Fabrication of 3D hierarchical Fe2O3/SnO2 photoanode for enhanced photoelectrochemical performance

Exploring and fabricating a suitable photoanode with high catalytic activity is critical for enhancing photoelectrochemical (PEC) performance. Herein, a novel 3D hierarchical Fe2O3/SnO2 photoanode was fabricated by a hydrothermal route, combining with an annealing process. The morphology, crystal structure were studied by scanning electron microscopy, transmission electron microscopy, x-ray photon spectroscopy, and x-ray diffraction, respectively.
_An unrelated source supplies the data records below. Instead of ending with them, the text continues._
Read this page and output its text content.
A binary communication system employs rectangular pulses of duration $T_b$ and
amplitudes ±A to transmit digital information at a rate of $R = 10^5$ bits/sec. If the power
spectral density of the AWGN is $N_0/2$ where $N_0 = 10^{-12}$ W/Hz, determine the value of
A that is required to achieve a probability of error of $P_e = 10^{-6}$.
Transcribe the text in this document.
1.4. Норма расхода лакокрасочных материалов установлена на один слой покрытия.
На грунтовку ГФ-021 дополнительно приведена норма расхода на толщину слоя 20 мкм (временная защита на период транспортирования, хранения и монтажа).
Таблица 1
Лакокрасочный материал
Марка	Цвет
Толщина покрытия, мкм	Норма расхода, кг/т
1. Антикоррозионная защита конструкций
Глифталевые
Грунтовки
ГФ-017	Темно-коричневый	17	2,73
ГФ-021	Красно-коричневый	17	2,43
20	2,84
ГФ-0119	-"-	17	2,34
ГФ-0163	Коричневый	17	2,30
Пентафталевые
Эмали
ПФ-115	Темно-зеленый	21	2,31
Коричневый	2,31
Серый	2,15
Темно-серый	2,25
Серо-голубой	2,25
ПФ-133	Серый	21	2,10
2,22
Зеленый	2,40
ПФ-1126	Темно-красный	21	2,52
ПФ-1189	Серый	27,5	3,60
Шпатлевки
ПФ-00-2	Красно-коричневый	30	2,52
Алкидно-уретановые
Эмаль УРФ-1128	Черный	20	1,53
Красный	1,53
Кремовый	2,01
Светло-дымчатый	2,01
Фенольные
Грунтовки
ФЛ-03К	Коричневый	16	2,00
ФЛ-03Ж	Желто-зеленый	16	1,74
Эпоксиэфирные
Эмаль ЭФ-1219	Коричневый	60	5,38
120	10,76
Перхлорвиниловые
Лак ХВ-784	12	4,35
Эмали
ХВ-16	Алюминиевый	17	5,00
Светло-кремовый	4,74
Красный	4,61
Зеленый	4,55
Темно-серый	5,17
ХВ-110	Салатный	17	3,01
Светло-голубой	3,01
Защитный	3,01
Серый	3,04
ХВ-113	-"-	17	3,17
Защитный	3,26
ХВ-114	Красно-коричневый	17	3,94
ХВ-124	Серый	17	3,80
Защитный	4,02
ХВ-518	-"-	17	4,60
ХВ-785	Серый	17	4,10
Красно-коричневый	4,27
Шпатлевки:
The results reveal the successful preparation of Fe2O3 nanothorns on the surface of SnO2 nanosheets. The as-fabricated 3D Fe2O3/SnO2 photoanode yields obviously promoted PEC performance with a photocurrent density of approximate 5.85 mA cm(-2), measured in a mixture of Na2S (0.25 M) and Na2SO3 (0.35 M) aqueous solution at 1.23 V (versus reversible hydrogen electrode, RHE). This value of photocurrent is about 53 times higher than that of the bare SnO2 photoanode. The obvious improved PEC properties can be attributed to the 3D Fe2O3/SnO2 heterostructures that offer outstanding light harvesting ability as well as improved charge transport and separation. These results suggest that exploring a suitable 3D hierarchical photoanode is an effective approach to boost PEC performance.

Automated summary

A novel 3D hierarchical Fe2O3/SnO2 photoanode with improved photoelectrochemical performance was fabricated by a hydrothermal route and annealing process. The 3D Fe2O3/SnO2 heterostructures exhibited outstanding light harvesting ability, improved charge transport and separation, resulting in a significantly higher photocurrent density compared to the bare SnO2 photoanode.